Очищение силового поля Истории от со-бытийных шлаков Несуществующего тождественно ее онтологизации, т.е. сведению “бытия к чистой временности”1 и к чистой топичности.

Результатом свободного перетекания, взаимодействия и борьбы этих сил являются Тело, Скульптура и Маска.

 

Тело

В архаическую эпоху космическим телом мы называем пульсации космической энергии, вызывающие из небытия пространство и время. Космическое тело самотождественно, его пульсации стихийно произвольны. Однако его о-плотнение в одном из “крайних ипостасных элементов”2 (stoicheon) – человеке приводит к деградации стихийного произвола: усмирение природных стихий в человеческой плоти ведет к произволу очеловеченного Случая – половому промискуитету, проторитуалу. Такова инициальная ситуация Власти: институализация человеческих стихий – Вожделения и Агрессии, придающих конвульсиям новорожденного Тела жизнепорождающее и жизнеутверждающее значение.

Определяющая динамическая характеристика архаических топоса и хроноса – нарождающаяся “сила тяготения”, которая структурирует взаимоотношения стихии и тела. Отсутствие притяжения между ними, свободное (дожизненное, дочеловеческое) взаимопревращение сменятся тотальным притяжением полюсов распавшегося мирового тела – Жизни и Смерти, Вопроса и Ответа.

Перманентные горизонтально – вертикальные перемещения стихии – тела, санкционированные и обусловленные притяжением топических полюсов, навсегда уводят его из безъязыковой экзистенциальной у-топии и свидетельствуют о бесконечной разомкнутости пространства.

Но архаический топос не только бесконечно разомкнут, он также бесконечно сжат в одной точке – точке порождения и обновления жизни, имеющей статус центра мира (материнское лоно, ритуальный алтарь). Тело, таким образом, предстает функциональной зависимостью между центром мира и бесконечностью, не нуждается в данных извне правилах построения топоса и не ведает психологической игры, идентифицируя себя последовательно с мировыми стихиями и уничтожая человеческую маску.

Единственная возможность вырваться из-под власти случая, определиться в пространстве, разрываемом и умерщвляемом протяжением стихий – овладеть временем. “Время создает возможность перемен и великих превращений”3 и, проистекая из вечности, оплодотворяет центр мира, превращает бытие Тела в праздник4.

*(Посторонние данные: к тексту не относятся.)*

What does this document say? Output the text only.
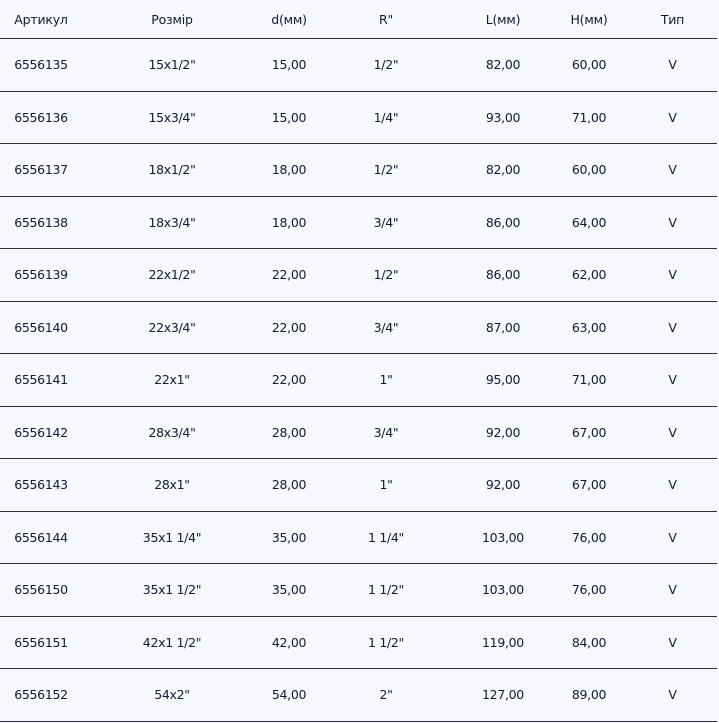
Артикул	Розмір	d(мм)	R"	L(мм)	H(мм)	Тип
6556135	15x1/2"	15,00	1/2"	82,00	60,00	V
6556136	15x3/4"	15,00	1/4"	93,00	71,00	V
6556137	18x1/2"	18,00	1/2"	82,00	60,00	V
6556138	18x3/4"	18,00	3/4"	86,00	64,00	V
6556139	22x1/2"	22,00	1/2"	86,00	62,00	V
6556140	22x3/4"	22,00	3/4"	87,00	63,00	V
6556141	22x1"	22,00	1"	95,00	71,00	V
6556142	28x3/4"	28,00	3/4"	92,00	67,00	V
6556143	28x1"	28,00	1"	92,00	67,00	V
6556144	35x1 1/4"	35,00	1 1/4"	103,00	76,00	V
6556150	35x1 1/2"	35,00	1 1/2"	103,00	76,00	V
6556151	42x1 1/2"	42,00	1 1/2"	119,00	84,00	V
6556152	54x2"	54,00	2"	127,00	89,00	V
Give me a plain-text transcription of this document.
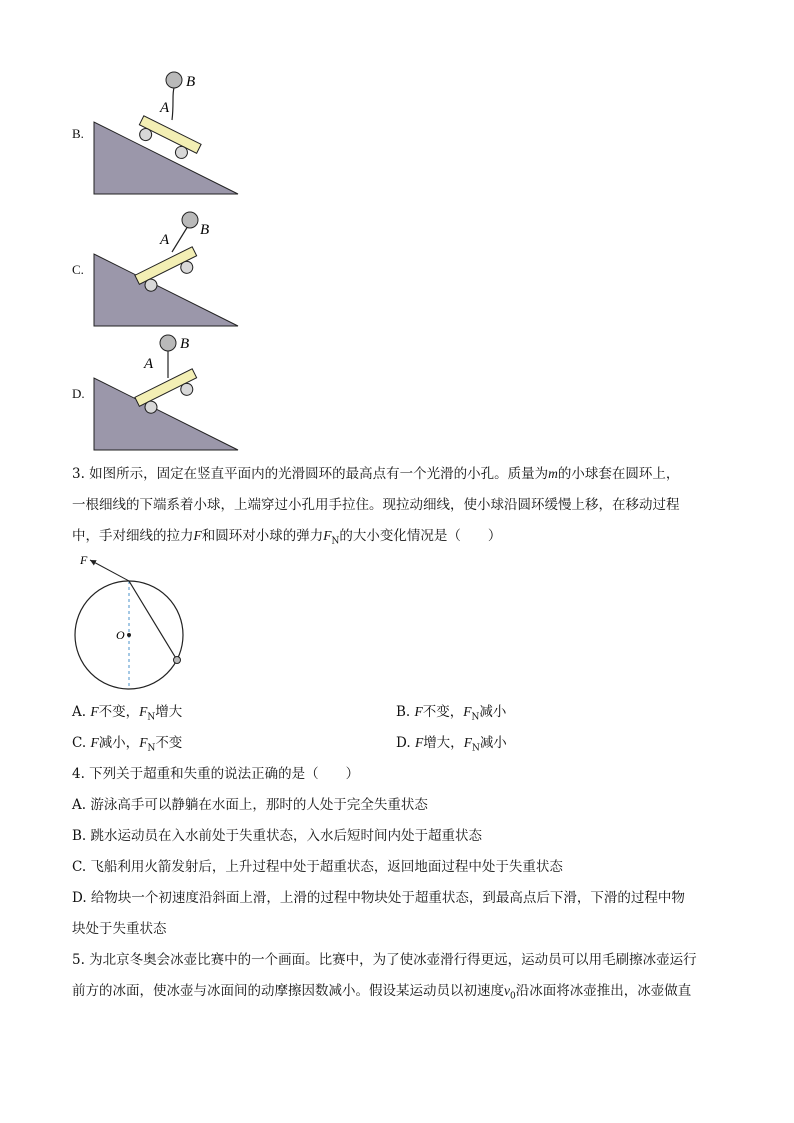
B.
A
B
C.
A
B
D.
A
B
3. 如图所示，固定在竖直平面内的光滑圆环的最高点有一个光滑的小孔。质量为m的小球套在圆环上，
一根细线的下端系着小球，上端穿过小孔用手拉住。现拉动细线，使小球沿圆环缓慢上移，在移动过程
中，手对细线的拉力F和圆环对小球的弹力$F_N$的大小变化情况是（　　）
F
O
A. F不变，$F_N$增大	B. F不变，$F_N$减小
C. F减小，$F_N$不变	D. F增大，$F_N$减小
4. 下列关于超重和失重的说法正确的是（　　）
A. 游泳高手可以静躺在水面上，那时的人处于完全失重状态
B. 跳水运动员在入水前处于失重状态，入水后短时间内处于超重状态
C. 飞船利用火箭发射后，上升过程中处于超重状态，返回地面过程中处于失重状态
D. 给物块一个初速度沿斜面上滑，上滑的过程中物块处于超重状态，到最高点后下滑，下滑的过程中物
块处于失重状态
5. 为北京冬奥会冰壶比赛中的一个画面。比赛中，为了使冰壶滑行得更远，运动员可以用毛刷擦冰壶运行
前方的冰面，使冰壶与冰面间的动摩擦因数减小。假设某运动员以初速度$v_0$沿冰面将冰壶推出，冰壶做直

Для архаического тела не существует прошлого – половой (прототворческий) акт не связывается с рождением жизни. Поскольку нет прошлого – человека не связывает кровь Отца, над ним не довлеет проклятие выбора. Существует лишь неизбывное притяжение Матери, жертвующей свои телесные соки и продлевающей таким образом первоначальное единство. В половом и ритуальном актах знак вечности – Тело – не только воссоздает, вожделея “то, что было вызвано к бытию в акте творения”5, т.е. в конечном счете, - самое себя, но и воспроизводит сам акт творения, совершая агрессию – принося себя в жертву.

Жизнь – ритуал разрушает скульптуру Вечности (момент еще не фиксируется, соответственно отсутствуют порождаемые им Любовь и Насилие), обновляя мир, гармонизируя в танце природные стихии всякий раз, когда их столкновение грозит истощить, состарить, замкнуть и умертвить Тело.

 

Скульптура

Пространство и время, пульсируя и взаимопревращаясь, составляют плоть и кровь живого Тела, заполняющего собой мир и заполняемого миром. Но первый крик тела есть фиксация его субстанционального бытия, есть нарождающийся Закон, лишающий Единства и одновременно его профанирующий. Преодоление иерархического родового порядка тел происходит в ритуальном Празднике. Таким образом, Праздник имеет свое скрытое, сугубо внутреннее измерение, гарантирующее ему место в мертвом (бестелесном) мире. Видимыми образами этого сакрального, т.е. восполняемого в ритуальном действе тела становятся жрец и жертва (герой) – носители самодовлеющих, замкнутых в себе моментальных стихий – истин.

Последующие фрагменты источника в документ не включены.